Bumpy ride, thin cushion.
The Legislative Emergency Board succeeded Thursday in avoiding some penny-wise, pound-foolish budget cuts to state human services programs. The sensible nature of the restorations and the modesty of their size underscore the importance of adequate budgetary reserves. Given a two-year budget cycle that ensures a need for budget revisions, along with a deep recession that is forcing a thorough recalibration of state spending, Oregon should take the lesson to heart.
A revenue projection in May showed a $577 million shortfall for state government in the remainder of the 2009-11 biennium. Gov. Ted Kulongoski responded by ordering all state agencies to reduce their budgets by 9 percent. Kulongoski did not choose to wield the blunt instrument of across-the-board cuts; it was the only instrument he had. State law prohibits selective budget cuts by the governor. The law is intended to keep a governor from altering the Legislature's budgetary priorities, but the result in this case was a number of budget cuts that made little sense.
A good example is Project Independence, a program that for 35 years has helped keep older Oregonians out of nursing homes by providing in-home care. The program is an efficient use of public funds, because nursing home care, often subsidized by Medicaid, can cost more than 10 times as much as in-home care. While saving money, Project Independence improves people's lives by allowing them to stay in familiar surroundings.
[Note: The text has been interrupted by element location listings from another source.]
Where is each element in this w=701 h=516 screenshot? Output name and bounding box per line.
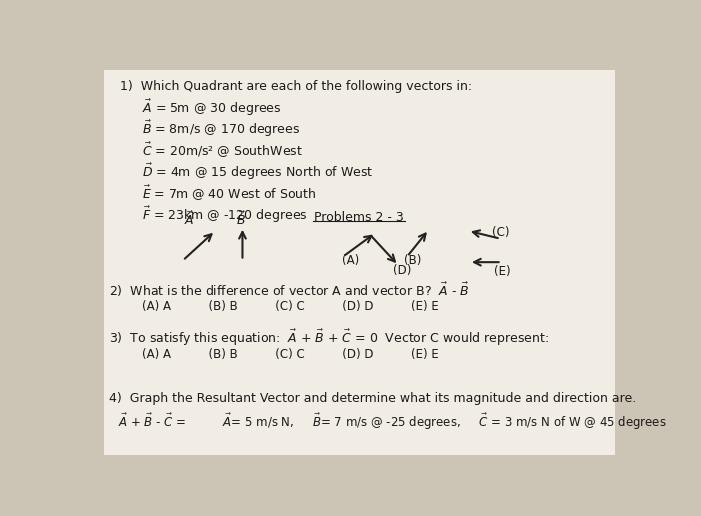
Text: $\vec{C}$ = 20m/s² @ SouthWest: $\vec{C}$ = 20m/s² @ SouthWest: [142, 140, 303, 160]
Text: (E): (E): [494, 265, 510, 278]
Text: $\vec{B}$ = 8m/s @ 170 degrees: $\vec{B}$ = 8m/s @ 170 degrees: [142, 119, 300, 139]
Text: 3)  To satisfy this equation:  $\vec{A}$ + $\vec{B}$ + $\vec{C}$ = 0  Vector C w: 3) To satisfy this equation: $\vec{A}$ +…: [109, 328, 550, 348]
Text: $\vec{E}$ = 7m @ 40 West of South: $\vec{E}$ = 7m @ 40 West of South: [142, 184, 316, 203]
Text: (A) A          (B) B          (C) C          (D) D          (E) E: (A) A (B) B (C) C (D) D (E) E: [142, 348, 439, 361]
Text: 4)  Graph the Resultant Vector and determine what its magnitude and direction ar: 4) Graph the Resultant Vector and determ…: [109, 393, 637, 406]
Text: (A): (A): [342, 254, 359, 267]
Text: $\vec{D}$ = 4m @ 15 degrees North of West: $\vec{D}$ = 4m @ 15 degrees North of Wes…: [142, 162, 373, 182]
Text: $\vec{F}$ = 23km @ -120 degrees: $\vec{F}$ = 23km @ -120 degrees: [142, 205, 308, 225]
Text: 2)  What is the difference of vector A and vector B?  $\vec{A}$ - $\vec{B}$: 2) What is the difference of vector A an…: [109, 281, 470, 299]
Text: 1)  Which Quadrant are each of the following vectors in:: 1) Which Quadrant are each of the follow…: [121, 80, 472, 93]
Text: (A) A          (B) B          (C) C          (D) D          (E) E: (A) A (B) B (C) C (D) D (E) E: [142, 299, 439, 313]
Text: $\vec{A}$ + $\vec{B}$ - $\vec{C}$ =          $\vec{A}$= 5 m/s N,     $\vec{B}$= : $\vec{A}$ + $\vec{B}$ - $\vec{C}$ = $\ve…: [118, 412, 666, 432]
Text: $\vec{B}$: $\vec{B}$: [236, 211, 246, 228]
Text: (B): (B): [404, 254, 422, 267]
Text: (D): (D): [393, 264, 411, 277]
FancyBboxPatch shape: [104, 70, 615, 455]
Text: (C): (C): [492, 225, 510, 239]
Text: $\vec{A}$ = 5m @ 30 degrees: $\vec{A}$ = 5m @ 30 degrees: [142, 98, 281, 118]
Text: $\vec{A}$: $\vec{A}$: [184, 211, 195, 228]
Text: Problems 2 - 3: Problems 2 - 3: [314, 211, 404, 224]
But after the governor announced the budget cuts, thousands of people received letters informing them that payments for their in-home care would no longer be provided.
The Emergency Board, which makes limited budgetary adjustments between regular or special sessions of the Legislature, voted Thursday to restore $17 million for Project Independence and other programs for the elderly and disabled. The money will come from a Department of Human Services fund that is meant to cover the cost of increased demand for services. Growing caseloads will become harder to accommodate as a result, but the restorations are justified.
Oregon would be better off if lawmakers could draw on an adequate budgetary reserve fund to avoid destructive budget cuts. Some progress in this direction has been made, but Oregon's rainy day fund is not big enough to provide protection in the stormy climate created by the current economic downturn and a volatile system of public finance. The scarcity of reserve funds leaves the Emergency Board little room to maneuver in softening the harshest effects of across-the-board cuts.
If the 2011 Legislature needs a reminder of the need for a cushion during bumpy budgetary rides, it should remember how close Oregon came to losing Project Independence.